Sciences by passion British physicist. Son of a brewer, it accepted his instruction at the house. John Dalton was her chemistry teacher. Joule did not take again the management of the brewery, it was satisfied to install its laboratory in the family company.
It started by being interested in the electromagnetic machines, and in particular in the electromagnets, by attending William Sturgeon. He undertook to establish the measurements based on good definitions of the sizes and the use of quite selected units. He showed that the electromagnets attract each other by forces proportional to the square of the intensity of the current and that this one is simply proportional to the chemical power concerned to obtain this current. This bringing together led it to believe in a possibility of using the electromagnets to produce mechanical power indefinitely, it with what it had to give up.
Calorimetry It turned then to the study of the heating effect of electricity. He undertook to establish the law which bears its name, (just like the phenomenon itself is called “Joule effect”), and which states that produced heat is proportional to the resistance and the square of the intensity of the current (1840). He proceeded by measuring the temperature of the water in which the driver passed, taking a small number of measurements and concerning very small temperature variations thanks to the precision of its thermometers. Such was constantly its experimental step: to test by small series of measure a very simple, linear or quadratic law. The reception of the result by Royal Society was hardly encouraging.

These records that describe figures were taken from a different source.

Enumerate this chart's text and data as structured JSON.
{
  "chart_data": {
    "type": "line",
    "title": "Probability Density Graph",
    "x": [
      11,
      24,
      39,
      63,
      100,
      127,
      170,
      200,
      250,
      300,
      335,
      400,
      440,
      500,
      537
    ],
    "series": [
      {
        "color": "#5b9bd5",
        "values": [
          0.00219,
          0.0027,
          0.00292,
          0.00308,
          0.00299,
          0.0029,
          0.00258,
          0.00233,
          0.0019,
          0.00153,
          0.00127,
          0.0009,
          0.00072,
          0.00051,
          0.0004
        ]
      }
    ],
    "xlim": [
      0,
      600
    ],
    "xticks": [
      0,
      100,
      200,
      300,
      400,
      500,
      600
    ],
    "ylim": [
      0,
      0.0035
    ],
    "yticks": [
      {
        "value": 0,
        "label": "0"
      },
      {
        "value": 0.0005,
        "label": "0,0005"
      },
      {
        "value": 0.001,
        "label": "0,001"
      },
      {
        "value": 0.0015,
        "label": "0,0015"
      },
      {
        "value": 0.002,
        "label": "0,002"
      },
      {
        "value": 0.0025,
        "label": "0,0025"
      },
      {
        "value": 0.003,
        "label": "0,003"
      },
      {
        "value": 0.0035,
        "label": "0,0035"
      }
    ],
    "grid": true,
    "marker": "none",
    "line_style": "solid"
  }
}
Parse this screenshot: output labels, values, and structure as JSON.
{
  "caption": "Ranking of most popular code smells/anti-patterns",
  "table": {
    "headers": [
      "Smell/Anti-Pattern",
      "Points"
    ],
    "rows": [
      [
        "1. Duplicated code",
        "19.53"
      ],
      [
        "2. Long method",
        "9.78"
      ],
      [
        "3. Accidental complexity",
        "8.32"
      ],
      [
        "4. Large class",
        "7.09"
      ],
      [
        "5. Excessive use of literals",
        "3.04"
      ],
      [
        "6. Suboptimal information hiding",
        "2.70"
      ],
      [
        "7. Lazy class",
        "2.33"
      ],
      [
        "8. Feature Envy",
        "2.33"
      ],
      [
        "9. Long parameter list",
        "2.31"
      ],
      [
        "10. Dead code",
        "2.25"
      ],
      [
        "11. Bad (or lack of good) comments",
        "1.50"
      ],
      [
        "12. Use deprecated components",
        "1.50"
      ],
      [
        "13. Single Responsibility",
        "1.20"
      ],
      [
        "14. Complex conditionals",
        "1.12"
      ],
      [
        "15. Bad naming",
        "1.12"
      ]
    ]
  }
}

Joule then explored in a systematic way the relations between the modes of production chemical of an electric current and the heating effects. That amounted seeking equivalents with heat in the chemical field. Joule thought of moving these problems while not making more depend the current on a chemical reaction but by obtaining its production by a mechanical way.
An electromagnetic system - locked up in a container filled with water - was heated by the current, itself obtained by actuating the machine of outside. Joule could thus determine the mechanical equivalent, in terms of work, of a quantity of heat given (1843).
It is not that in 1847 qu ' it gave an account of the now traditional experiment, in which mechanical work is directly transformed into heat by frictions of the blades in the liquid. In addition, it proceeded, following the example of Mayer, under investigation of the expansion and the compression of the air. It checked that the expansion of a gas which is not accompanied by a production of work makes at constant temperature.
Joule-Thomson association By exposing its results in the cultivated mediums of Manchester, Joule delivered also the design of the heat to which its reflections had led it. It had taken party for the atomic design of the matter, in which heat is explained by the agitation of the atoms. It communicated also its work with the Academy of Science of Paris like to British Association. It accepted there the support of William Thomson, who encouraged it to persevere in her research and which submitted the project to him to study together the variation of thermodynamic behavior between real gases and perfect gases.
In 1852, the two scientists established, thanks to the experimental skill of Joule, that the slow relaxation of a real gas through a porous wall, therefore with constant enthalpy, causes a cooling of this one (Joule-Thomson effect). In 1850, Joule had been elected member of Royal Society. But it did not take part truly any more in the development of thermodynamics, of good part because its weak mathematical formation did not enable him to follow work which, more and more, made a thorough use of it.
A new unit In 1878, Joule was brought to determine a precise and unquestionable value equivalent between heat and work at ends of metrology. It was its last scientific work. And the energy work unit of the international system was called the joule in its honor. Heat is expressed in the same unit, the calorie being worth 4.18 joules.
Among other research an interpretation of the law of Mariotte by the kinetic theory of gases appears. It also calculated the mean velocity of the molecules (1848).